Pittsburgh pens thriller

Pittsburgh Penguins’ Sidney Crosby, right, celebrates teammate Marian Hossa’s goal as New York...

Pittsburgh Penguins’ Sidney Crosby, right, celebrates teammate Marian Hossa’s goal as New York Rangers’ Scott Gomez, left, skates away during the third period of Game 1 of an Eastern Conference semifinal playoff hockey series in Pittsburgh, Friday, April 25, 2008..(AP Photo/Keith Srakocic)

MIKE ZEISBERGER

, Last Updated: 8:29 AM ET

PITTSBURGH -- How in the world do you fall asleep in an arena full of 17,152 screaming fans, all wearing white shirts, all waving white towels, all mocking you at every opportunity?

Just ask the Rangers, who wasted an opportunity to steal the opener in this best-of-seven Eastern Conference semi-final vs. the Penguins.

The visitors blew a 3-0 lead by briefly snoozing in both the second and third periods, lapses that allowed the Pens to score goals 14 seconds apart, then 40 seconds apart to take a 4-3 lead.

After Scott Gomez tied the score, Sidney Crosby's one-timer banked in off Evgeni Malkin's shin pad with just 1:41 remaining in regulation to give the Pens the electrifying 5-4 win.

"We never quit," Penguins coach Michel Therrien said. "This is a great accomplishment for that young group to be able to bounce back against at a team like the Rangers who are really committed defensively."

'TOO LOOSE'

Malkin's goal came with the Rangers' Martin Straka in the penalty box serving an interference penalty.

"We just got too loose," said Rangers centre Chris Drury. "We haven't been that loose all year. But that team, with all their firepower, they'll make you pay."

This series could go down as one to remember if Game 2 tomorrow is anywhere near as entertaining as last night's opener.

The Penguins started strongly, but didn't get rewarded. Malkin, Ryan Malone and Petr Sykora all had excellent early chances, only to be turned away by ever-composed Rangers goaltender Henrik Lundqvist.

As is often the case when one goalie stands on his head, his team goes against the flow of play to score.

Sure enough, the Rangers did exactly that, opening the scoring at 13:40 thanks to a power-play goal by Straka, whose cross-ice feed went in off the skate of Pens defenceman Sergei Gonchar.

That deflection -- four of the nine goals were off skates -- set a tone for the night.

Lundqvist stopped 21-of-26 shots while Marc-Andre Fleury made 20 saves on 24 shots.

Neither was sharp, but they weren't exactly catching many breaks.

"I thought Fleury was good," said Therrien. "It was a tough game not only for Marc-Andre but also Lundqvist. Lundqvist gave up five goals tonight but he looked good. There were fluky goals on both sides."

The Rangers went up 3-0 early in the second. Chris Drury scored at 1:52, showing the baseball skills of a guy who, in fact, had competed in the 1989 Little League World Series.

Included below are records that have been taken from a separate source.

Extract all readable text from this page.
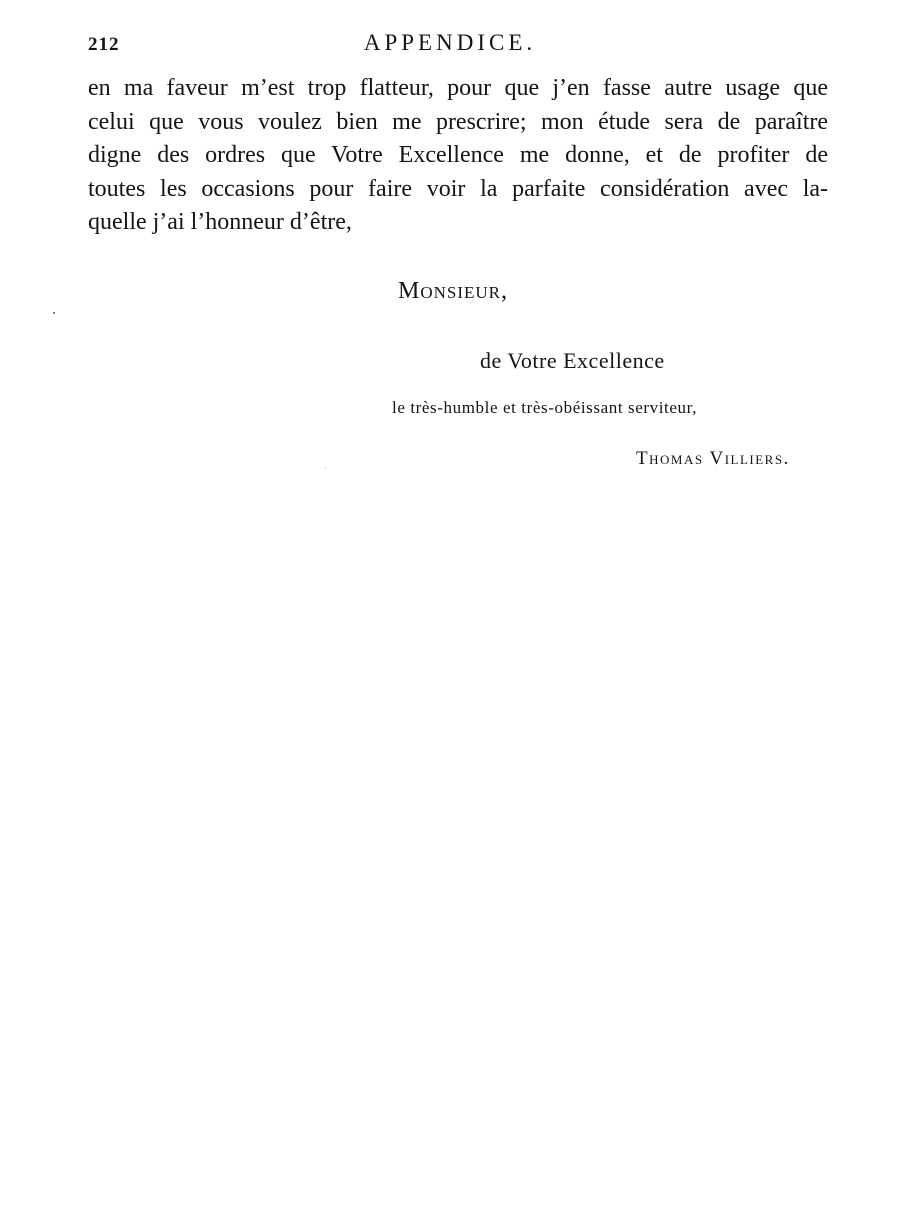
212	APPENDICE.
en ma faveur m’est trop flatteur, pour que j’en fasse autre usage que
celui que vous voulez bien me prescrire; mon étude sera de paraître
digne des ordres que Votre Excellence me donne, et de profiter de
toutes les occasions pour faire voir la parfaite considération avec la-
quelle j’ai l’honneur d’être,
Monsieur,
de Votre Excellence
le très-humble et très-obéissant serviteur,
Thomas Villiers.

Standing in the high slot, Drury swatted a puck out of the air that totally caught Fleury off-guard.

Less than two minutes later, Sean Avery whizzed down the right wing before snapping a shot that Fleury normally would have stopped.

TOO TALENTED

But these Pens are far too talented to go down without a fight.

Sure enough, they struck quickly for a pair of goals midway through the period. Jarkko Ruutu banked in a centring feed off the skate of Michal Rozsival at 8:13.

Then Pascal Dupuis ripped home a one-timer at 8:27 while the Ruutu goal was still being announced.

That deficit didn't last long, either with Marian Hossa and Sykora connecting 40 seconds apart, giving the hosts their first lead of the game by the five-minute mark of the third.

"Those bang-bang goals are tough -- especially for the road team," said Drury. "The crowd is going crazy... It's a huge swing."

But just when everyone in the rink figured the Rangers had choked, Gomez blasted a centring feed from Jagr past Fleury at 10:04, which set upthe late Crosby-Malkin heroics.